S’appliquer fréquemment à la prière.
(Règle de Saint Benoît 4,56)



La Règle de Saint Benoît…

RB 27,1-9 (Quelle sollicitude l'abbé doit avoir à l'égard des excommuniés)

¹L'abbé doit prendre soin en toute sollicitude des frères qui ont failli, parce que « ce ne sont pas les bien portants qui ont besoin du médecin mais les malades. » ²C'est pourquoi il doit, comme un sage médecin, user de tous les moyens. Il enverra des senpectes, c'est-à-dire des frères anciens et sages ³qui, comme en secret, consoleront le frère qui est dans le trouble et l'engageront à faire une humble satisfaction; ils le soutiendront de peur qu'il ne soit accablé par un excès de tristesse ; mais, comme dit l'Apôtre, « il faut redoubler de charité envers lui », et tous prieront à son intention. L'abbé, en effet, doit avoir un soin tout particulier et s'empresser, avec toute son adresse et toute son habileté, pour qu'il ne perde aucune des brebis à lui confiées. Il doit savoir qu'il a reçu le soin d'âmes malades et non une autorité tyrannique sur des âmes saines.

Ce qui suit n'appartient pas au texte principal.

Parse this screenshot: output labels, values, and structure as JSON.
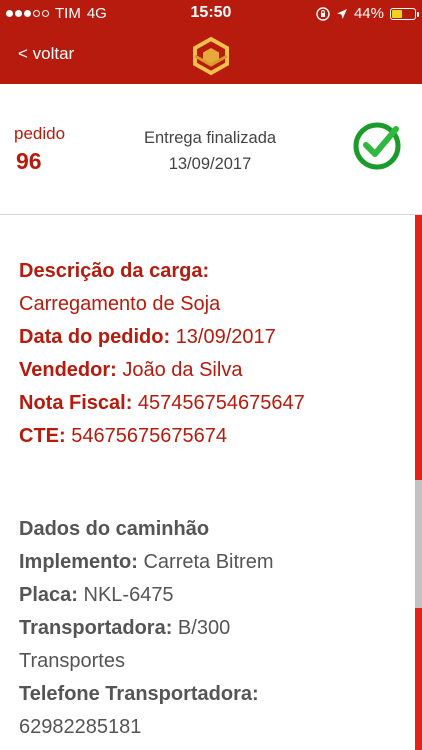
{
  "status_bar": {
    "carrier": "TIM",
    "network": "4G",
    "time": "15:50",
    "battery": "44%",
    "battery_level": 0.44,
    "signal_bars": 3
  },
  "nav": {
    "back_label": "< voltar",
    "logo_icon": "company-logo-icon",
    "bar_color": "#b61b0d"
  },
  "order": {
    "label": "pedido",
    "number": "96",
    "status": "Entrega finalizada",
    "date": "13/09/2017",
    "status_icon": "check-circle-icon"
  },
  "cargo": {
    "description_label": "Descrição da carga:",
    "description_value": "Carregamento de Soja",
    "date_label": "Data do pedido:",
    "date_value": "13/09/2017",
    "seller_label": "Vendedor:",
    "seller_value": "João da Silva",
    "invoice_label": "Nota Fiscal:",
    "invoice_value": "457456754675647",
    "cte_label": "CTE:",
    "cte_value": "54675675675674"
  },
  "truck": {
    "section_title": "Dados do caminhão",
    "implement_label": "Implemento:",
    "implement_value": "Carreta Bitrem",
    "plate_label": "Placa:",
    "plate_value": "NKL-6475",
    "carrier_label": "Transportadora:",
    "carrier_value_line1": "B/300",
    "carrier_value_line2": "Transportes",
    "phone_label": "Telefone Transportadora:",
    "phone_value": "62982285181"
  },
  "colors": {
    "accent": "#b61b0d",
    "success": "#1a9c2a",
    "scroll_track": "#e62117"
  }
}
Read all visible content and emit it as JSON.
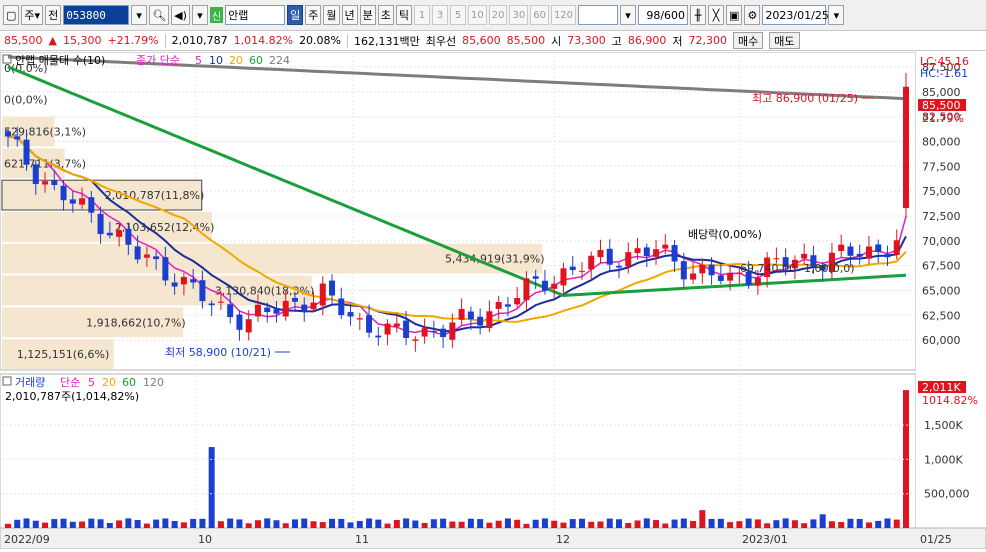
{
  "toolbar": {
    "type_select": "주",
    "jeon_label": "전",
    "stock_code": "053800",
    "stock_name": "안랩",
    "sin_badge": "신",
    "period_tabs": [
      "일",
      "주",
      "월",
      "년",
      "분",
      "초",
      "틱"
    ],
    "interval_buttons": [
      "1",
      "3",
      "5",
      "10",
      "20",
      "30",
      "60",
      "120"
    ],
    "count_display": "98/600",
    "date": "2023/01/25"
  },
  "price_bar": {
    "price": "85,500",
    "change": "15,300",
    "change_pct": "+21.79%",
    "volume": "2,010,787",
    "volume_pct": "1,014.82%",
    "turnover": "20.08%",
    "amount": "162,131백만",
    "best_offer_label": "최우선",
    "best_offer_ask": "85,600",
    "best_offer_bid": "85,500",
    "open_label": "시",
    "open": "73,300",
    "high_label": "고",
    "high": "86,900",
    "low_label": "저",
    "low": "72,300",
    "buy_label": "매수",
    "sell_label": "매도"
  },
  "price_chart": {
    "legend_name": "안랩 매물대 수(10)",
    "legend_ma_label": "종가 단순",
    "legend_ma_periods": [
      "5",
      "10",
      "20",
      "60",
      "224"
    ],
    "lc_label": "LC:45.16",
    "hc_label": "HC:-1.61",
    "current_price_tag": "85,500",
    "current_pct_tag": "21.79%",
    "y_ticks": [
      "87,500",
      "85,000",
      "82,500",
      "80,000",
      "77,500",
      "75,000",
      "72,500",
      "70,000",
      "67,500",
      "65,000",
      "62,500",
      "60,000"
    ],
    "ylim": [
      57000,
      89000
    ],
    "high_annotation": "최고 86,900 (01/25)",
    "low_annotation": "최저 58,900 (10/21)",
    "dividend_annotation": "배당락(0,00%)",
    "volume_profile": [
      {
        "label": "0(0,0%)",
        "pct": 0
      },
      {
        "label": "0(0,0%)",
        "pct": 0
      },
      {
        "label": "529,816(3,1%)",
        "pct": 3.1
      },
      {
        "label": "621,711(3,7%)",
        "pct": 3.7
      },
      {
        "label": "2,010,787(11,8%)",
        "pct": 11.8
      },
      {
        "label": "2,103,652(12,4%)",
        "pct": 12.4
      },
      {
        "label": "5,434,919(31,9%)",
        "pct": 31.9
      },
      {
        "label": "3,130,840(18,3%)",
        "pct": 18.3
      },
      {
        "label": "1,918,662(10,7%)",
        "pct": 10.7
      },
      {
        "label": "1,125,151(6,6%)",
        "pct": 6.6
      }
    ],
    "mid_annotations": [
      "69,740,00",
      "-1,00(0,0)"
    ]
  },
  "volume_chart": {
    "legend_name": "거래량",
    "legend_ma_label": "단순",
    "legend_ma_periods": [
      "5",
      "20",
      "60",
      "120"
    ],
    "volume_text": "2,010,787주(1,014,82%)",
    "current_tag": "2,011K",
    "current_pct_tag": "1014.82%",
    "y_ticks": [
      "1,500K",
      "1,000K",
      "500,000"
    ]
  },
  "x_axis": {
    "labels": [
      "2022/09",
      "10",
      "11",
      "12",
      "2023/01",
      "01/25"
    ]
  },
  "colors": {
    "up": "#e0141e",
    "down": "#1a3fd0",
    "ma5": "#e020c0",
    "ma10": "#1a2d9a",
    "ma20": "#f0a800",
    "ma60": "#1aa03a",
    "ma224": "#7d7d7d",
    "profile": "#f5e6d0"
  }
}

Qu'il craigne donc la menace du Prophète, par laquelle Dieu dit: « Les brebis qui vous paraissaient grasses, vous les preniez pour vous, et celles qui étaient débiles, vous les rejetiez. » Qu'il imite plutôt l'exemple de tendresse du bon Pasteur qui, ayant laissé dans les montagnes quatre-vingt-dix-neuf brebis, partit chercher l'unique brebis qui s'était égarée; il eut de sa faiblesse une si grande compassion qu'il daigna la charger sur ses épaules sacrées et ainsi la rapporter au troupeau.



… pour chaque jour

Un homme dont les forces intérieures sont affaiblies pour tout bien, ne pouvons-nous pas le soulever comme le paralytique de l’Évangile, et lui ouvrir le toit de l’Écriture pour le descendre aux pieds du Seigneur ?
Vous le voyez bien, un tel homme est un paralytique spirituel. Et je vois ce toit (de l’Écriture), et je sais que le Christ est caché sous ce toit. Je vais faire donc, autant qu’il me sera possible, ce que le Seigneur a approuvé chez ceux qui découvrirent le toit de la maison et descendirent le paralytique à ses pieds. Celui-ci lui dit en effet : « Mon fils, prends courage ! Tes péchés te sont remis. » Et Jésus guérit cet homme de la paralysie intérieure : il lui remit ses péchés et il affermit sa foi.
Mais il y avait là des gens dont les yeux ne pouvaient pas voir la guérison de la paralysie intérieure. Ils prirent pour un blasphémateur le médecin qui l’avait opérée. « Quel est donc cet homme, disent-ils, qui remet les péchés ? Il blasphème. Quel autre que Dieu peut remettre les péchés ? » Mais comme ce médecin était Dieu, il entendait ces pensées en leur cœur. Ils croyaient que Dieu avait vraiment ce pouvoir mais ils ne voyaient pas Dieu présent devant eux. Alors ce médecin agit aussi sur le corps du paralytique, pour guérir la paralysie intérieure de ceux qui tenaient ce langage. Il opéra quelque chose qu’ils puissent voir pour qu’ils croient eux aussi.
Courage donc, toi aussi dont le cœur est faible, toi qui es malade jusqu’à être incapable de tout bien face à ce qui se passe dans le monde. Courage, toi qui es intérieurement paralysé ! Ensemble, découvrons le toit des Écritures pour descendre aux pieds du Seigneur.
 

(SAINT AUGUSTIN D’HIPPONE [°354 – 〸430], Discours sur les Psaumes, Ps 36, n° 3, § 3)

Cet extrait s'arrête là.